The young Vanel (right) before he got to look like one of the decaying sculptures in JULES ET JIM. Here he has a sort of Robert Armstrong/Pat O’Brien vibe.
The movie’s not perfect — tracking shots are wobbly, artistic devices like the long lap-dissolves into flashback don’t completely work, and the digitally restored soundtrack has camera noise and creaky dolly wheels all over it, suggesting that the film must have been quickly and cheaply made, without the care that would have been lavished on a feature. But the film is nevertheless restrained, elegant, sensitive and compassionate, which counts for a lot.
One of the pleasures in the work of Tourneur pere is seeing his similarities to his son. Like Jacques, Maurice prefers his menace delivered in whispers rather than screams, and would rather throw a shadow on the wall that depict an act of violence straight-forwardly: you can compared this image with similar shadowplay in J.T.’s CAT PEOPLE and OUT OF THE PAST, for instance.
In examining a real social problem, OBSESSION rather stacks the cards: none of the parties who conspire to get Yonnel released are really concerned about his own well-being or that of society, they’re all either selfish or simply stupid. The bureaucrat who overrules the psychiatrist’s concerns does have some good points, but we’re not meant to give them much weight: Yonnel hasn’t been convicted of any crime, and shouldn’t be locked up on the basis of a doctor’s opinion, when there’s no proof against him. The same arguments are heard today, when British politicians have seemed to favour the idea of imprisoning people with incurable personality disorders, before they’ve actually committed any crimes. It’s a very dangerous practice.
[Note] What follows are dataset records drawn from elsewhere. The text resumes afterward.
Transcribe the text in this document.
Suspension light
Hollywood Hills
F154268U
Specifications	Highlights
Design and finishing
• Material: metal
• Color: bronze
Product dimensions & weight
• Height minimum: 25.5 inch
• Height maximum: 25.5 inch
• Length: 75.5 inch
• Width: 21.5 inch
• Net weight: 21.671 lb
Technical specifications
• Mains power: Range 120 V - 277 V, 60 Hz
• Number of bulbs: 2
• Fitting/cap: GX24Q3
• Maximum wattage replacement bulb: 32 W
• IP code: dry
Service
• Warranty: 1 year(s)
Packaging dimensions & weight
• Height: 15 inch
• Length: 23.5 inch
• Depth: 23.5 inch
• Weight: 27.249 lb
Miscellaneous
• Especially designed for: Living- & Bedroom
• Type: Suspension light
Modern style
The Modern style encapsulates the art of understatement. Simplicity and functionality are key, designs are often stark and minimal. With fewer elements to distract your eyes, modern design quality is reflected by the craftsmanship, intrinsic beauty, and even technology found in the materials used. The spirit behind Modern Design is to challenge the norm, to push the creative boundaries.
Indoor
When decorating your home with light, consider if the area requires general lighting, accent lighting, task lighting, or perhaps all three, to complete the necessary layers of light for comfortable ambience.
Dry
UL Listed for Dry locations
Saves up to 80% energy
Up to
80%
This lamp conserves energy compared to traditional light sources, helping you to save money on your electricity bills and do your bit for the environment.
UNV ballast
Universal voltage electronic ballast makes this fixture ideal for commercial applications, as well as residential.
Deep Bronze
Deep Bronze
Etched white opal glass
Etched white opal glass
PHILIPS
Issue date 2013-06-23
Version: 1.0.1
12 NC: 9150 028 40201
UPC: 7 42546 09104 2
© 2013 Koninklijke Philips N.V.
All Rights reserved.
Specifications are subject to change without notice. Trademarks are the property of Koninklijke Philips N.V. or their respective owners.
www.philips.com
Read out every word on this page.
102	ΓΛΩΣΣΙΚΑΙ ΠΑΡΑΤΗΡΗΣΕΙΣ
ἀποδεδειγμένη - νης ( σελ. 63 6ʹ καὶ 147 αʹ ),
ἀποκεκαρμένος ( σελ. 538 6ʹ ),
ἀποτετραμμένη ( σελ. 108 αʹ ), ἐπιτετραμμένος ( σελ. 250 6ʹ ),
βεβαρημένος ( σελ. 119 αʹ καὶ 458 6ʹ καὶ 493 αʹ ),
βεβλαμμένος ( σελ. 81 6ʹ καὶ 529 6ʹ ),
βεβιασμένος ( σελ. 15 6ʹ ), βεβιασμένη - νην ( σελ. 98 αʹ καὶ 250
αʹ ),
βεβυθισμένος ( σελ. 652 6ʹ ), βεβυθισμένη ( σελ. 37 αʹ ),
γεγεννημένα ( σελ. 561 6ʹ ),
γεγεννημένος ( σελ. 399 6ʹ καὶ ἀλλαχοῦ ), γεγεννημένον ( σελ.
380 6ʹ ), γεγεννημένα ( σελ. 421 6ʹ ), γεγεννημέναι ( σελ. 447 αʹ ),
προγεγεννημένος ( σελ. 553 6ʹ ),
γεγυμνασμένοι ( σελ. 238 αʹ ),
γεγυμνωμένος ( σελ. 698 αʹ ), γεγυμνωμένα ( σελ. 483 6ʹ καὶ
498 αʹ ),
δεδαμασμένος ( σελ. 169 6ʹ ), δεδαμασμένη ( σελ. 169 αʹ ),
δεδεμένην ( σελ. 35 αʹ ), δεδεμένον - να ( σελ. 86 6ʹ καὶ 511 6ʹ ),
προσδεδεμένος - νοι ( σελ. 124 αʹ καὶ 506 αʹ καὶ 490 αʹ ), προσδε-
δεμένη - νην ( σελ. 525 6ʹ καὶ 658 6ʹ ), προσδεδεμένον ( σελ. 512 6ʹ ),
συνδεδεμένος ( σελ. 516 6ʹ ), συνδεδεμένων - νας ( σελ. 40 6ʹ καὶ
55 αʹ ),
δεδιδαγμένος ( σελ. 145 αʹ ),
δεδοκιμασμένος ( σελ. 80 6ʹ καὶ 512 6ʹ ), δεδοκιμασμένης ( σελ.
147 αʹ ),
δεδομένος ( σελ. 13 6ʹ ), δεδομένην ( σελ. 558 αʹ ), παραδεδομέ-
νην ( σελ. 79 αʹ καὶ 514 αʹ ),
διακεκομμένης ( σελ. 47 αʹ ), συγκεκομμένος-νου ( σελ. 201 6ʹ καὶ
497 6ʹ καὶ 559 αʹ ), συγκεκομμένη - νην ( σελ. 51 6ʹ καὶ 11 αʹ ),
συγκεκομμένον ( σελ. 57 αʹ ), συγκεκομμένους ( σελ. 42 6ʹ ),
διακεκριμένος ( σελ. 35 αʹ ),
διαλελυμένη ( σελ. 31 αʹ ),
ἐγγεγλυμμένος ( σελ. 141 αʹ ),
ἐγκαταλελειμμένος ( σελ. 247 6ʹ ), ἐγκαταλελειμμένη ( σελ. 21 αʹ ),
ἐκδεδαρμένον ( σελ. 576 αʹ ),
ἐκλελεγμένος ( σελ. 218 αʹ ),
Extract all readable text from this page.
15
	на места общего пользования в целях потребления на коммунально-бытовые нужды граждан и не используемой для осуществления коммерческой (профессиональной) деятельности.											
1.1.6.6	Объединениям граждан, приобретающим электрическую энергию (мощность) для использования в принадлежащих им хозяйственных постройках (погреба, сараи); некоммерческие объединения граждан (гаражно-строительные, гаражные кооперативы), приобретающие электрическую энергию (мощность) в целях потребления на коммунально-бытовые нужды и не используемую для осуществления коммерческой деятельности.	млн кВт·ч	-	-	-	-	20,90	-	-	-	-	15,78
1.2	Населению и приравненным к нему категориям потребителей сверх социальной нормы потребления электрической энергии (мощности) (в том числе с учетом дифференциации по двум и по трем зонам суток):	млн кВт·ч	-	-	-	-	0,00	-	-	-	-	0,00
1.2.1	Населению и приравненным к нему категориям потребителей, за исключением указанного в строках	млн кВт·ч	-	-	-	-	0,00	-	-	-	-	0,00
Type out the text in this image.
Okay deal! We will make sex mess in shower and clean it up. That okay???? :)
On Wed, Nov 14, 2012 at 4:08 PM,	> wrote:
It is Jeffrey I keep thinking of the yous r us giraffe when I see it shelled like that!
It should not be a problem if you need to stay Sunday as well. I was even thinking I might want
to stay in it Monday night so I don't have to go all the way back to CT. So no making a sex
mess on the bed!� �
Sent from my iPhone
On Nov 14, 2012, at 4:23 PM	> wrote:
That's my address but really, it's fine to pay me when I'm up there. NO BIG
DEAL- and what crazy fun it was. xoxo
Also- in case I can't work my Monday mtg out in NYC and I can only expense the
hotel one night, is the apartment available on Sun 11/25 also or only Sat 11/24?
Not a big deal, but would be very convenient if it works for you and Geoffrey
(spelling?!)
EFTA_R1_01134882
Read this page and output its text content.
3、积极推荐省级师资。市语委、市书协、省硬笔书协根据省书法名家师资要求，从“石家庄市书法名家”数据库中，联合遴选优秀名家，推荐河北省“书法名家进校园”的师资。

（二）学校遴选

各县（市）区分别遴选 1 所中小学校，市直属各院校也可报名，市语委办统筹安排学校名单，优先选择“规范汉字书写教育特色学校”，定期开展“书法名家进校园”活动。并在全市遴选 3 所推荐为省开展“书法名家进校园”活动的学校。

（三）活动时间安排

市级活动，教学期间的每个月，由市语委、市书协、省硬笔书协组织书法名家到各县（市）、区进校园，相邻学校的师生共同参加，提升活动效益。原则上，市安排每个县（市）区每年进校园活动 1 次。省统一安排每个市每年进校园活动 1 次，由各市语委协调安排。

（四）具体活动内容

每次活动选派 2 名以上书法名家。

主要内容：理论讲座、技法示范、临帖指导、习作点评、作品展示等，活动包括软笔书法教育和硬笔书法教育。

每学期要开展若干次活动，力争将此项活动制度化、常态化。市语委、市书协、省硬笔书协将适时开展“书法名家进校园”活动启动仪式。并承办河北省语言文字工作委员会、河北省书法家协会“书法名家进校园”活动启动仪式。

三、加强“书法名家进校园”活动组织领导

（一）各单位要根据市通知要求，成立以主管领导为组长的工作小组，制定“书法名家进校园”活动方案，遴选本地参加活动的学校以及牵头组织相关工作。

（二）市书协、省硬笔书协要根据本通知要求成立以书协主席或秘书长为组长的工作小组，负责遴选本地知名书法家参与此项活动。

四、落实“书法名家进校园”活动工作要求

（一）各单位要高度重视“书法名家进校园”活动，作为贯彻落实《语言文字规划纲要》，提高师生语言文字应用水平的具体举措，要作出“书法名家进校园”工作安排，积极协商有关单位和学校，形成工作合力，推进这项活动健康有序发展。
Yonnel returns home and quickly starts exhibiting signs of his old paranoia — indeed, as soon as everybody’s abed, he starts creeping up on his missus with his hands outstretched in strangulation mode. The arrival of his little son distracts him, and what follows is a creepy parental scene highly reminiscent of THE SHINING. But while Jack Nicholson was on a downhill slalom into demented manslaughter, Yonnel is bound for redemption — called back to self-awareness by his son’s love, he calls the asylum and urges them to get him at once. While Nicholson said “I’d like to stay here forever…’n’ ever…ever…” Yonnel concludes, “I’ll never hurt anyone again. Never… Never… Never…” as we fade to black.
That single repeated word recalls King Lear, and what may be the simplest but most affecting iambic pentameter Shakespeare ever penned ~
“Never, never, never, never, never.”
Happy ending: M. Tourneur married Louise LaGrange, his star, after the shoot.
Unhappy ending: producer Bernard Natan, who signed this film, was jailed for fraud, imprisoned by the French, and then murdered by the Nazis. He is often cited today as a pornographer, based on a single offense in his youth, rather than as the innovative and shrewd producer he truly was. His story will be told in NATAN, a film I’m working on with Paul Duane.